Mort de l'écrivain québécois Louis Gauthier (1944-2023).
Un fantôme de plus.
Gauthier a été ma première découverte littéraire, c'est-à-dire, survenue alors que la littérature commençait à devenir pour moi une dimension de l'existence. J'avais peut-être dix-neuf ans, un ami m'avait prêté Les Aventures de Sivis Pacem et Para Bellum (1970), le « livre le plus lu en fumant un joint », dixit Pierre Foglia. Roman parodique, débridé, en effet, sabordage littéraire que le narrateur des Grands légumes célestes vous parlent (1973) résumera, trois ans plus tard, ainsi : « Ah ! celui-là ne s'en était pas sorti, je peux le dire, je l'avais complètement massacré. Je l'avais rendu méconnaissable. Les gens se trompaient, se méprenaient sur son compte, le rangeaient dans leur bibliothèque sous la rubrique papier de toilette. Un livre dont je suis fier ».
Mon attachement à cet écrivain méconnu, à l'humour particulier, ne s'est depuis jamais démenti. Son œuvre présente deux modalités d'expression : d'abord humoristique, parodique (Anna, Les Aventures de Sivis Pacem et Para Bellum, Les Grands légumes célestes vous parlent), puis, après le référendum de 1980, mélancolique (Voyage en Irlande avec un parapluie, Le Pont de Londres, Voyage au Portugal avec un Allemand) ; entre ces deux séries, un roman de transition : Souvenir du San Chiquita.
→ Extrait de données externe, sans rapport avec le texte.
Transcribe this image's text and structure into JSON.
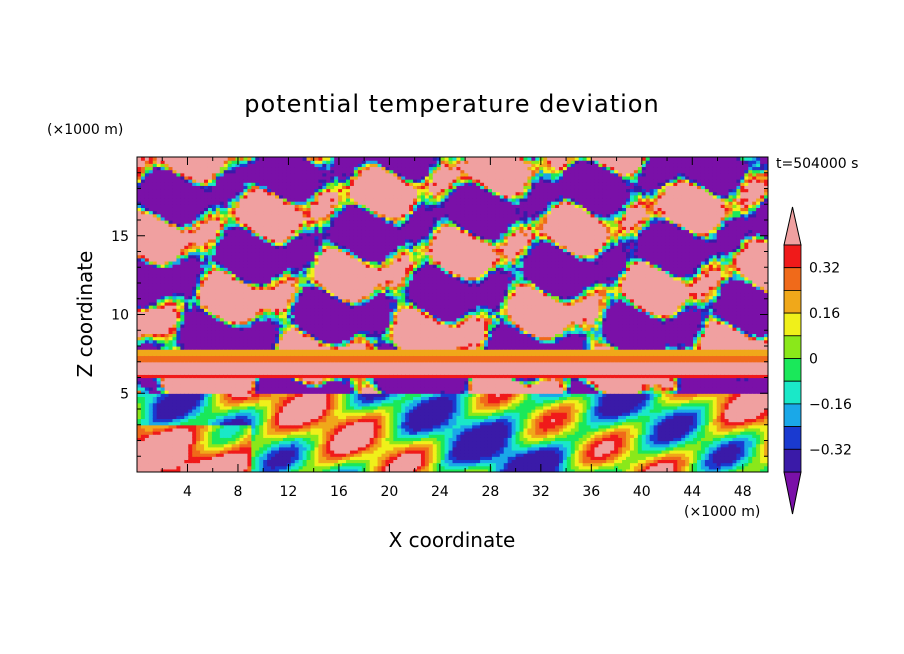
{
  "chart_data": {
    "type": "heatmap",
    "title": "potential temperature deviation",
    "xlabel": "X coordinate",
    "ylabel": "Z coordinate",
    "x_unit": "(×1000 m)",
    "y_unit": "(×1000 m)",
    "time_label": "t=504000 s",
    "xlim": [
      0,
      50
    ],
    "ylim": [
      0,
      20
    ],
    "x_ticks": [
      "4",
      "8",
      "12",
      "16",
      "20",
      "24",
      "28",
      "32",
      "36",
      "40",
      "44",
      "48"
    ],
    "y_ticks": [
      "5",
      "10",
      "15"
    ],
    "colorbar": {
      "tick_labels": [
        "0.32",
        "0.16",
        "0",
        "-0.16",
        "-0.32"
      ],
      "colors": [
        "#7a10a8",
        "#3a1aa8",
        "#1a3ad0",
        "#1aa8e8",
        "#1ae8c8",
        "#1ae85a",
        "#8ae81a",
        "#f0f01a",
        "#f0a81a",
        "#f06a1a",
        "#f01a1a",
        "#f0a0a0"
      ]
    },
    "features": {
      "stable_band_z": [
        6.0,
        7.8
      ],
      "upper_layer_z": [
        5.0,
        20.0
      ],
      "lower_layer_z": [
        0.0,
        5.0
      ]
    }
  }
}
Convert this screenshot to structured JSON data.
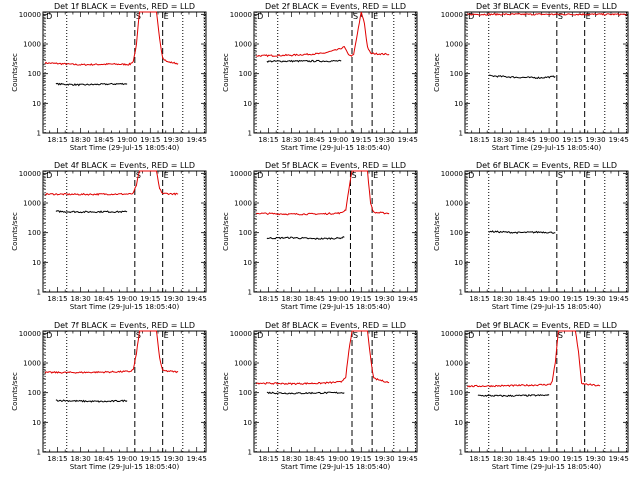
{
  "figure": {
    "x_tick_labels": [
      "18:15",
      "18:30",
      "18:45",
      "19:00",
      "19:15",
      "19:30",
      "19:45"
    ],
    "x_label": "Start Time (29-Jul-15 18:05:40)",
    "y_label": "Counts/sec",
    "y_tick_labels": [
      "1",
      "10",
      "100",
      "1000",
      "10000"
    ],
    "marker_labels": [
      "D",
      "S",
      "E"
    ]
  },
  "chart_data": [
    {
      "type": "line",
      "title": "Det 1f BLACK = Events, RED = LLD",
      "xlabel": "Start Time (29-Jul-15 18:05:40)",
      "ylabel": "Counts/sec",
      "y_scale": "log",
      "ylim": [
        1,
        12000
      ],
      "xlim": [
        "18:05:40",
        "19:51"
      ],
      "x_ticks": [
        "18:15",
        "18:30",
        "18:45",
        "19:00",
        "19:15",
        "19:30",
        "19:45"
      ],
      "vertical_lines": [
        {
          "time": "18:07",
          "style": "dotted",
          "label": "D"
        },
        {
          "time": "18:21",
          "style": "dotted"
        },
        {
          "time": "19:05",
          "style": "dashed",
          "label": "S"
        },
        {
          "time": "19:23",
          "style": "dashed",
          "label": "E"
        },
        {
          "time": "19:36",
          "style": "dotted"
        },
        {
          "time": "19:50",
          "style": "dotted"
        }
      ],
      "series": [
        {
          "name": "LLD",
          "color": "#e00000",
          "x": [
            "18:07",
            "18:30",
            "18:50",
            "19:01",
            "19:02",
            "19:04",
            "19:06",
            "19:08",
            "19:19",
            "19:21",
            "19:23",
            "19:26",
            "19:33"
          ],
          "y": [
            230,
            200,
            210,
            205,
            210,
            260,
            900,
            12000,
            12000,
            1500,
            350,
            250,
            220
          ]
        },
        {
          "name": "Events",
          "color": "#000000",
          "x": [
            "18:14",
            "18:30",
            "18:45",
            "19:00"
          ],
          "y": [
            45,
            42,
            44,
            46
          ]
        }
      ]
    },
    {
      "type": "line",
      "title": "Det 2f BLACK = Events, RED = LLD",
      "xlabel": "Start Time (29-Jul-15 18:05:40)",
      "ylabel": "Counts/sec",
      "y_scale": "log",
      "ylim": [
        1,
        12000
      ],
      "xlim": [
        "18:05:40",
        "19:51"
      ],
      "x_ticks": [
        "18:15",
        "18:30",
        "18:45",
        "19:00",
        "19:15",
        "19:30",
        "19:45"
      ],
      "vertical_lines": [
        {
          "time": "18:07",
          "style": "dotted",
          "label": "D"
        },
        {
          "time": "18:21",
          "style": "dotted"
        },
        {
          "time": "19:09",
          "style": "dashed",
          "label": "S"
        },
        {
          "time": "19:22",
          "style": "dashed",
          "label": "E"
        },
        {
          "time": "19:36",
          "style": "dotted"
        },
        {
          "time": "19:50",
          "style": "dotted"
        }
      ],
      "series": [
        {
          "name": "LLD",
          "color": "#e00000",
          "x": [
            "18:07",
            "18:30",
            "18:50",
            "19:00",
            "19:04",
            "19:06",
            "19:08",
            "19:10",
            "19:15",
            "19:17",
            "19:19",
            "19:21",
            "19:33"
          ],
          "y": [
            400,
            420,
            480,
            650,
            800,
            500,
            400,
            420,
            12000,
            5000,
            800,
            480,
            450
          ]
        },
        {
          "name": "Events",
          "color": "#000000",
          "x": [
            "18:14",
            "18:30",
            "18:45",
            "19:02"
          ],
          "y": [
            260,
            265,
            265,
            268
          ]
        }
      ]
    },
    {
      "type": "line",
      "title": "Det 3f BLACK = Events, RED = LLD",
      "xlabel": "Start Time (29-Jul-15 18:05:40)",
      "ylabel": "Counts/sec",
      "y_scale": "log",
      "ylim": [
        1,
        12000
      ],
      "xlim": [
        "18:05:40",
        "19:51"
      ],
      "x_ticks": [
        "18:15",
        "18:30",
        "18:45",
        "19:00",
        "19:15",
        "19:30",
        "19:45"
      ],
      "vertical_lines": [
        {
          "time": "18:07",
          "style": "dotted",
          "label": "D"
        },
        {
          "time": "18:21",
          "style": "dotted"
        },
        {
          "time": "19:05",
          "style": "dashed",
          "label": "S"
        },
        {
          "time": "19:23",
          "style": "dashed",
          "label": "E"
        },
        {
          "time": "19:36",
          "style": "dotted"
        },
        {
          "time": "19:50",
          "style": "dotted"
        }
      ],
      "series": [
        {
          "name": "LLD",
          "color": "#e00000",
          "x": [
            "18:07",
            "19:50"
          ],
          "y": [
            10000,
            10000
          ]
        },
        {
          "name": "Events",
          "color": "#000000",
          "x": [
            "18:21",
            "18:40",
            "18:55",
            "19:04"
          ],
          "y": [
            85,
            75,
            73,
            80
          ]
        }
      ]
    },
    {
      "type": "line",
      "title": "Det 4f BLACK = Events, RED = LLD",
      "xlabel": "Start Time (29-Jul-15 18:05:40)",
      "ylabel": "Counts/sec",
      "y_scale": "log",
      "ylim": [
        1,
        12000
      ],
      "xlim": [
        "18:05:40",
        "19:51"
      ],
      "x_ticks": [
        "18:15",
        "18:30",
        "18:45",
        "19:00",
        "19:15",
        "19:30",
        "19:45"
      ],
      "vertical_lines": [
        {
          "time": "18:07",
          "style": "dotted",
          "label": "D"
        },
        {
          "time": "18:21",
          "style": "dotted"
        },
        {
          "time": "19:05",
          "style": "dashed",
          "label": "S"
        },
        {
          "time": "19:23",
          "style": "dashed",
          "label": "E"
        },
        {
          "time": "19:36",
          "style": "dotted"
        },
        {
          "time": "19:50",
          "style": "dotted"
        }
      ],
      "series": [
        {
          "name": "LLD",
          "color": "#e00000",
          "x": [
            "18:07",
            "18:30",
            "18:50",
            "19:02",
            "19:04",
            "19:06",
            "19:08",
            "19:19",
            "19:21",
            "19:23",
            "19:33"
          ],
          "y": [
            2000,
            1950,
            2000,
            2000,
            2100,
            4000,
            12000,
            12000,
            3000,
            2100,
            2000
          ]
        },
        {
          "name": "Events",
          "color": "#000000",
          "x": [
            "18:14",
            "18:30",
            "18:45",
            "19:00"
          ],
          "y": [
            520,
            500,
            510,
            505
          ]
        }
      ]
    },
    {
      "type": "line",
      "title": "Det 5f BLACK = Events, RED = LLD",
      "xlabel": "Start Time (29-Jul-15 18:05:40)",
      "ylabel": "Counts/sec",
      "y_scale": "log",
      "ylim": [
        1,
        12000
      ],
      "xlim": [
        "18:05:40",
        "19:51"
      ],
      "x_ticks": [
        "18:15",
        "18:30",
        "18:45",
        "19:00",
        "19:15",
        "19:30",
        "19:45"
      ],
      "vertical_lines": [
        {
          "time": "18:07",
          "style": "dotted",
          "label": "D"
        },
        {
          "time": "18:21",
          "style": "dotted"
        },
        {
          "time": "19:08",
          "style": "dashed",
          "label": "S"
        },
        {
          "time": "19:22",
          "style": "dashed",
          "label": "E"
        },
        {
          "time": "19:36",
          "style": "dotted"
        },
        {
          "time": "19:50",
          "style": "dotted"
        }
      ],
      "series": [
        {
          "name": "LLD",
          "color": "#e00000",
          "x": [
            "18:07",
            "18:30",
            "18:50",
            "19:02",
            "19:05",
            "19:07",
            "19:09",
            "19:19",
            "19:21",
            "19:23",
            "19:33"
          ],
          "y": [
            450,
            420,
            430,
            460,
            600,
            3000,
            12000,
            12000,
            1000,
            480,
            450
          ]
        },
        {
          "name": "Events",
          "color": "#000000",
          "x": [
            "18:14",
            "18:30",
            "18:45",
            "19:00",
            "19:04"
          ],
          "y": [
            65,
            68,
            62,
            65,
            70
          ]
        }
      ]
    },
    {
      "type": "line",
      "title": "Det 6f BLACK = Events, RED = LLD",
      "xlabel": "Start Time (29-Jul-15 18:05:40)",
      "ylabel": "Counts/sec",
      "y_scale": "log",
      "ylim": [
        1,
        12000
      ],
      "xlim": [
        "18:05:40",
        "19:51"
      ],
      "x_ticks": [
        "18:15",
        "18:30",
        "18:45",
        "19:00",
        "19:15",
        "19:30",
        "19:45"
      ],
      "vertical_lines": [
        {
          "time": "18:07",
          "style": "dotted",
          "label": "D"
        },
        {
          "time": "18:21",
          "style": "dotted"
        },
        {
          "time": "19:05",
          "style": "dashed",
          "label": "S"
        },
        {
          "time": "19:23",
          "style": "dashed",
          "label": "E"
        },
        {
          "time": "19:36",
          "style": "dotted"
        },
        {
          "time": "19:50",
          "style": "dotted"
        }
      ],
      "series": [
        {
          "name": "Events",
          "color": "#000000",
          "x": [
            "18:21",
            "18:40",
            "18:55",
            "19:04"
          ],
          "y": [
            110,
            100,
            105,
            100
          ]
        }
      ]
    },
    {
      "type": "line",
      "title": "Det 7f BLACK = Events, RED = LLD",
      "xlabel": "Start Time (29-Jul-15 18:05:40)",
      "ylabel": "Counts/sec",
      "y_scale": "log",
      "ylim": [
        1,
        12000
      ],
      "xlim": [
        "18:05:40",
        "19:51"
      ],
      "x_ticks": [
        "18:15",
        "18:30",
        "18:45",
        "19:00",
        "19:15",
        "19:30",
        "19:45"
      ],
      "vertical_lines": [
        {
          "time": "18:07",
          "style": "dotted",
          "label": "D"
        },
        {
          "time": "18:21",
          "style": "dotted"
        },
        {
          "time": "19:05",
          "style": "dashed",
          "label": "S"
        },
        {
          "time": "19:23",
          "style": "dashed",
          "label": "E"
        },
        {
          "time": "19:36",
          "style": "dotted"
        },
        {
          "time": "19:50",
          "style": "dotted"
        }
      ],
      "series": [
        {
          "name": "LLD",
          "color": "#e00000",
          "x": [
            "18:07",
            "18:30",
            "18:50",
            "19:02",
            "19:04",
            "19:06",
            "19:08",
            "19:19",
            "19:21",
            "19:23",
            "19:33"
          ],
          "y": [
            480,
            480,
            500,
            520,
            600,
            2000,
            12000,
            12000,
            1500,
            550,
            500
          ]
        },
        {
          "name": "Events",
          "color": "#000000",
          "x": [
            "18:14",
            "18:30",
            "18:45",
            "19:00"
          ],
          "y": [
            55,
            52,
            50,
            54
          ]
        }
      ]
    },
    {
      "type": "line",
      "title": "Det 8f BLACK = Events, RED = LLD",
      "xlabel": "Start Time (29-Jul-15 18:05:40)",
      "ylabel": "Counts/sec",
      "y_scale": "log",
      "ylim": [
        1,
        12000
      ],
      "xlim": [
        "18:05:40",
        "19:51"
      ],
      "x_ticks": [
        "18:15",
        "18:30",
        "18:45",
        "19:00",
        "19:15",
        "19:30",
        "19:45"
      ],
      "vertical_lines": [
        {
          "time": "18:07",
          "style": "dotted",
          "label": "D"
        },
        {
          "time": "18:21",
          "style": "dotted"
        },
        {
          "time": "19:09",
          "style": "dashed",
          "label": "S"
        },
        {
          "time": "19:22",
          "style": "dashed",
          "label": "E"
        },
        {
          "time": "19:36",
          "style": "dotted"
        },
        {
          "time": "19:50",
          "style": "dotted"
        }
      ],
      "series": [
        {
          "name": "LLD",
          "color": "#e00000",
          "x": [
            "18:07",
            "18:30",
            "18:50",
            "19:02",
            "19:05",
            "19:07",
            "19:09",
            "19:19",
            "19:21",
            "19:23",
            "19:33"
          ],
          "y": [
            210,
            200,
            210,
            230,
            350,
            2500,
            12000,
            12000,
            1500,
            300,
            220
          ]
        },
        {
          "name": "Events",
          "color": "#000000",
          "x": [
            "18:14",
            "18:30",
            "18:45",
            "19:04"
          ],
          "y": [
            100,
            95,
            98,
            100
          ]
        }
      ]
    },
    {
      "type": "line",
      "title": "Det 9f BLACK = Events, RED = LLD",
      "xlabel": "Start Time (29-Jul-15 18:05:40)",
      "ylabel": "Counts/sec",
      "y_scale": "log",
      "ylim": [
        1,
        12000
      ],
      "xlim": [
        "18:05:40",
        "19:51"
      ],
      "x_ticks": [
        "18:15",
        "18:30",
        "18:45",
        "19:00",
        "19:15",
        "19:30",
        "19:45"
      ],
      "vertical_lines": [
        {
          "time": "18:07",
          "style": "dotted",
          "label": "D"
        },
        {
          "time": "18:21",
          "style": "dotted"
        },
        {
          "time": "19:05",
          "style": "dashed",
          "label": "S"
        },
        {
          "time": "19:23",
          "style": "dashed",
          "label": "E"
        },
        {
          "time": "19:36",
          "style": "dotted"
        },
        {
          "time": "19:50",
          "style": "dotted"
        }
      ],
      "series": [
        {
          "name": "LLD",
          "color": "#e00000",
          "x": [
            "18:07",
            "18:30",
            "18:50",
            "19:01",
            "19:02",
            "19:04",
            "19:06",
            "19:17",
            "19:19",
            "19:21",
            "19:33"
          ],
          "y": [
            165,
            170,
            180,
            190,
            250,
            1000,
            12000,
            12000,
            2500,
            200,
            170
          ]
        },
        {
          "name": "Events",
          "color": "#000000",
          "x": [
            "18:14",
            "18:30",
            "18:45",
            "19:00"
          ],
          "y": [
            80,
            78,
            80,
            82
          ]
        }
      ]
    }
  ]
}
Or, ces modalités sont les deux facettes d'une même réalité, d'une même impossibilité, que Gauthier n'a jamais cessé d'explorer, jusqu'au silence. La question posée sera toujours la même : comment être original ? comment ne pas répéter ce qui a déjà été écrit (dit, fait) par d'autres ? Comment être authentique ? Qu'est-ce qui fonde l'identité ? Qu'est-ce qu'être québécois ? C'est par cette, ou ces questions que je suis né à moi-même ; aujourd'hui encore, elles me définissent.
Vous remarquerez, tous les titres cités plus haut reprennent des clichés, des lieux communs. Du coup, je pense à Laferrière. Chez lui, le cliché, aussi très présent, est un vecteur d'énergie, et renvoie à l'art naïf, à une expérience positive du monde. Chez Gauthier, rien de tel ; l'exubérance, l'énergie du cliché se retourne contre la littérature, puis, se vidant, s'épuisant, contre le narrateur lui-même, qui, malgré ses voyages, ne trouve pas d'issue à son mal-être.
Les romans de Gauthier me font aussi penser à ceux de François Blais (1973-2022), son héritier spirituel. Même esprit parodique, même lucidité féroce, pour paraphraser Emil Cioran. L'issue : le silence pour le premier, le suicide pour le second.
Mais l'écriture de Gauthier me semble plus resserrée, précise, dépouillée, d'une grande maîtrise. Je joins à ce billet deux pages tirées des Grands légumes célestes vous parlent, en espérant vous donner le goût de (re)lire cet auteur sous-estimé.
Référence :
Louis Gauthier, Les Grands légumes célestes vous parlent, précédé de Le Monstre-mari, Montréal, Cercle du livre de France, 1973, 153 p.